There is only one other mutant in this mix -- the sinister Viper with her lick of deadly poison. The actress who plays her, Svetlana Khodchenkova, knew no subtlety though. She was too over-the-top, with all her exaggerated actions and facial expressions.
This film is a very heavy drama with occasional bursts of spectacular action. Some fans looking forward to nonstop slash fights may be disappointed. The best fight scene was that breath-taking one on the roof of the bullet train, and that happens in the first hour. I also enjoyed all the well-orchestrated Japanese-style sword fights and archery scenes, but these were fewer than I expected. The final battle with the Silver Samurai was also very thrilling, but the way that fight ended I felt was wanting in punch.
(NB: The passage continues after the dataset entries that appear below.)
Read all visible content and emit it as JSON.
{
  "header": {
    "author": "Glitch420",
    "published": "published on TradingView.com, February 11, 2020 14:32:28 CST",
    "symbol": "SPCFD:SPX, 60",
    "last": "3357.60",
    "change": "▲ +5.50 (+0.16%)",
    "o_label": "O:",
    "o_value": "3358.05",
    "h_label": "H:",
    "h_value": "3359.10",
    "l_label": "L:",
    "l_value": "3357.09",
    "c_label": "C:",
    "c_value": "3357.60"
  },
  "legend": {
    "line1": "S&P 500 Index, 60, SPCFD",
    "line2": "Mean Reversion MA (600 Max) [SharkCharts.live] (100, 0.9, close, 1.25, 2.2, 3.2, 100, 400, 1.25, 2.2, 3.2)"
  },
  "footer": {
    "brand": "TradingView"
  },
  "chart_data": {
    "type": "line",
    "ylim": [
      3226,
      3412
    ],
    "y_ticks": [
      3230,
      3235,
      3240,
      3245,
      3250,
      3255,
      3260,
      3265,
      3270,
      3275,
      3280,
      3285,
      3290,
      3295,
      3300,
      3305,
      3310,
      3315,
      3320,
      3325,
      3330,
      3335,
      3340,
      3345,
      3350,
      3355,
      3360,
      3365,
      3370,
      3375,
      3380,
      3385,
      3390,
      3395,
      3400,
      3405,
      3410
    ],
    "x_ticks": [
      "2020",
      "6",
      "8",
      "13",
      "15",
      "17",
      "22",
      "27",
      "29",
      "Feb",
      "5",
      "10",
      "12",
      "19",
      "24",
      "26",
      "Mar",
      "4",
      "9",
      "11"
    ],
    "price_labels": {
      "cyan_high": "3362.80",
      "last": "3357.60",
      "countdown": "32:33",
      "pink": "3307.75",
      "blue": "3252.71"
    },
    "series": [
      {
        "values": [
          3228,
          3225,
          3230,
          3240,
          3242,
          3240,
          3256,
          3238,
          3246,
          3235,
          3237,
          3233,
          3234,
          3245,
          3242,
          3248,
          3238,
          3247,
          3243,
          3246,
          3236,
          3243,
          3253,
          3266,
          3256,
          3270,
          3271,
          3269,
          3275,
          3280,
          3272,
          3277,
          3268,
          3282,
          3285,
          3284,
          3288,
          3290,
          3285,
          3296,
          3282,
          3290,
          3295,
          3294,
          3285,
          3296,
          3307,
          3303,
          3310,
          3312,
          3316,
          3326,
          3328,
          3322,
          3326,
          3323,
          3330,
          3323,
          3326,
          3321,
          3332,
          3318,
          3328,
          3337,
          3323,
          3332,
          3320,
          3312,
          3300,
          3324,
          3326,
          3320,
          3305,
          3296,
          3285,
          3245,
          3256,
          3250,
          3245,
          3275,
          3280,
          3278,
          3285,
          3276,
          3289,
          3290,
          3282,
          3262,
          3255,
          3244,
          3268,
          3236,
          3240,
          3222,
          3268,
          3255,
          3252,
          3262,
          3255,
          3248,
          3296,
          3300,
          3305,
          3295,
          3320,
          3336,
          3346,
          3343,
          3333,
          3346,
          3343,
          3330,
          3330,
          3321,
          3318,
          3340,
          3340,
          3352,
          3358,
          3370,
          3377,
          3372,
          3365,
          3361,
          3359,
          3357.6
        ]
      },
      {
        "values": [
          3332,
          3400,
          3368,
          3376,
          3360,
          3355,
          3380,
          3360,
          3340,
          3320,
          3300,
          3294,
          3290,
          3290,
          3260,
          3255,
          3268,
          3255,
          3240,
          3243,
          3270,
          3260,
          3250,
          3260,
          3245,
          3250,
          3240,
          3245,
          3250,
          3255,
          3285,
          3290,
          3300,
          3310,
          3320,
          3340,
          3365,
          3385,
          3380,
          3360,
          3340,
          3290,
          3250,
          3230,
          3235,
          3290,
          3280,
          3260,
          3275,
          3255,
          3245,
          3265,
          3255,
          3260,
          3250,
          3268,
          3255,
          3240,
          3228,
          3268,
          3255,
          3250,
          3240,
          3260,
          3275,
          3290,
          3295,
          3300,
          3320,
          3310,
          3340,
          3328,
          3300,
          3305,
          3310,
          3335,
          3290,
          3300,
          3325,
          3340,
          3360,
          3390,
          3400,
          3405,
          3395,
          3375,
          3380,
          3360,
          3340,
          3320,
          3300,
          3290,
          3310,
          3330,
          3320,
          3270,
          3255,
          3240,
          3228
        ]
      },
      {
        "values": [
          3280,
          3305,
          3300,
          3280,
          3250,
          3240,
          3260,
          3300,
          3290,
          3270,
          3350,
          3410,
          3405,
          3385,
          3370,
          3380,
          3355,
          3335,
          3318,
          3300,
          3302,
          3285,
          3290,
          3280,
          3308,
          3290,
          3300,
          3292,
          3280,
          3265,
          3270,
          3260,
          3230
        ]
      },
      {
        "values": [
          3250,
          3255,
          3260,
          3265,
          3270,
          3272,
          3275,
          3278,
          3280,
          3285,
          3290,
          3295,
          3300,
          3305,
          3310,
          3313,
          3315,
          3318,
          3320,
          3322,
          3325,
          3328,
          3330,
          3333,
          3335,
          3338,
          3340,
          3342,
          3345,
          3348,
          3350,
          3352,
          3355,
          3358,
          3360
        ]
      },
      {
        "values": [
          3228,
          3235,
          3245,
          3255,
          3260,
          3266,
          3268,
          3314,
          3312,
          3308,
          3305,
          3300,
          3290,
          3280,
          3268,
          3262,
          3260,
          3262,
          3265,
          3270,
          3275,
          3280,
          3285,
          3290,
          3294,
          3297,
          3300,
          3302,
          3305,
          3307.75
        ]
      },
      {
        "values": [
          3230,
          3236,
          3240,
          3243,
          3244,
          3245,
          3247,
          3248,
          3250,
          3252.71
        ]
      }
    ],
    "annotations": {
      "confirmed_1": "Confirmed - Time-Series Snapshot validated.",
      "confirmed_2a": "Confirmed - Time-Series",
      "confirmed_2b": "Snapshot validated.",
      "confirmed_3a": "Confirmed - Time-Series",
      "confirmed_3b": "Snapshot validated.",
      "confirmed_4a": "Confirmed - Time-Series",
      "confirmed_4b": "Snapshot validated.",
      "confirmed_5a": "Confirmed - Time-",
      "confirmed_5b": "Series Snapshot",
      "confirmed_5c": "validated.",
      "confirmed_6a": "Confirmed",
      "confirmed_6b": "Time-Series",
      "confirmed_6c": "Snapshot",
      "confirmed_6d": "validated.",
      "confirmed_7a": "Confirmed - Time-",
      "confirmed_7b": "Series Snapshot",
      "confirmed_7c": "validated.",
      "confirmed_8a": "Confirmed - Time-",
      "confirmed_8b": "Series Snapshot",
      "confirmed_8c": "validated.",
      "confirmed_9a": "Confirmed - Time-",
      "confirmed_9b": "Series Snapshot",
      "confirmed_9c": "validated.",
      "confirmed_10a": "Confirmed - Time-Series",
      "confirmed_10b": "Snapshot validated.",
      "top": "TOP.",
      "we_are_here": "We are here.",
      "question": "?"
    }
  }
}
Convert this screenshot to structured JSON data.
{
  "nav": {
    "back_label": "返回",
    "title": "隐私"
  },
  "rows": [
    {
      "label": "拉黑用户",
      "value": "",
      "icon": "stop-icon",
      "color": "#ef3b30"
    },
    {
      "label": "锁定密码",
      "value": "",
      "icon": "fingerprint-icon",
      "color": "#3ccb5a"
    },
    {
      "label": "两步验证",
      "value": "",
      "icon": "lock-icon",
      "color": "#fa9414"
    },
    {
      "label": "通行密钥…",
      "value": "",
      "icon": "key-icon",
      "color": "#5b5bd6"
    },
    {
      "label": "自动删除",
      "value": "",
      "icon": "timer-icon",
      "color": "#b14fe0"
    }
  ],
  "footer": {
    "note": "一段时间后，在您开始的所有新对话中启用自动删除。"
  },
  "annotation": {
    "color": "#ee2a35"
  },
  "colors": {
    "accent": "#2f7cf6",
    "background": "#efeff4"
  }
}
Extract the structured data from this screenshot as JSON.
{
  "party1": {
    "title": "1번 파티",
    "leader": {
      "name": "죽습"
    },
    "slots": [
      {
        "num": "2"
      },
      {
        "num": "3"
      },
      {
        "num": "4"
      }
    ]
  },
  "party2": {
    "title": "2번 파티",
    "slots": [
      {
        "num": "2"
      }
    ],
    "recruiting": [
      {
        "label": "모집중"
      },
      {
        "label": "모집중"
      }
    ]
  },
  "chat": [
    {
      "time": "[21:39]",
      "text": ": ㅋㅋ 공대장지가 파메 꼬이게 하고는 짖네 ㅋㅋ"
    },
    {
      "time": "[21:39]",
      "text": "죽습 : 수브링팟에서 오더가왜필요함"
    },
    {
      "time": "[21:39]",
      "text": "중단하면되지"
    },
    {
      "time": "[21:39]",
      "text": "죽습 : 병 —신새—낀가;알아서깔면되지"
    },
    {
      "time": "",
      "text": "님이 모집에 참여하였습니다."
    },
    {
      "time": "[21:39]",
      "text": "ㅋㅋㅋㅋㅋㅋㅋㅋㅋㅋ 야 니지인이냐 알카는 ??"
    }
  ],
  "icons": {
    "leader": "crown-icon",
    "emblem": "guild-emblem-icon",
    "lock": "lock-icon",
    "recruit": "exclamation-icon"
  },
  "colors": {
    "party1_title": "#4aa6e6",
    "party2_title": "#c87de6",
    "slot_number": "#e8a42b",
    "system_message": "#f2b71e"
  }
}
Save for a brief scene about a bath and another in a love hotel lobby, there was absolutely no relief from the overwhelming angst that pervades this movie. Everybody was frowning, scowling or angry almost the whole time. And this film lasts for more than two hours. Some viewers may find all this rage too much to take. Viewers who are queasy may find this film too bloody. There was even a scene of "open heart surgery", though I was amused with the medical inaccuracy shown there.
I found this a very well-made film by Director James Mangold. I liked the intense Wolverine it painted. I liked the Japanese setting and cultural references. I liked the artsy scenes featuring Famke Janssen as Jean Grey. I really like the extra scene during the final credits. Now that was a most uplifting moment and a really exciting preview of things to come. That was the only scene where a hint of a smile even crossed Logan's face.
However, as a whole the tone may have been too turgid and intense to be considered entertaining. Fans should go watch it as it is a very good film, but do not expect it to be as commercial as the other X-Men films for the average moviegoers. 7/10.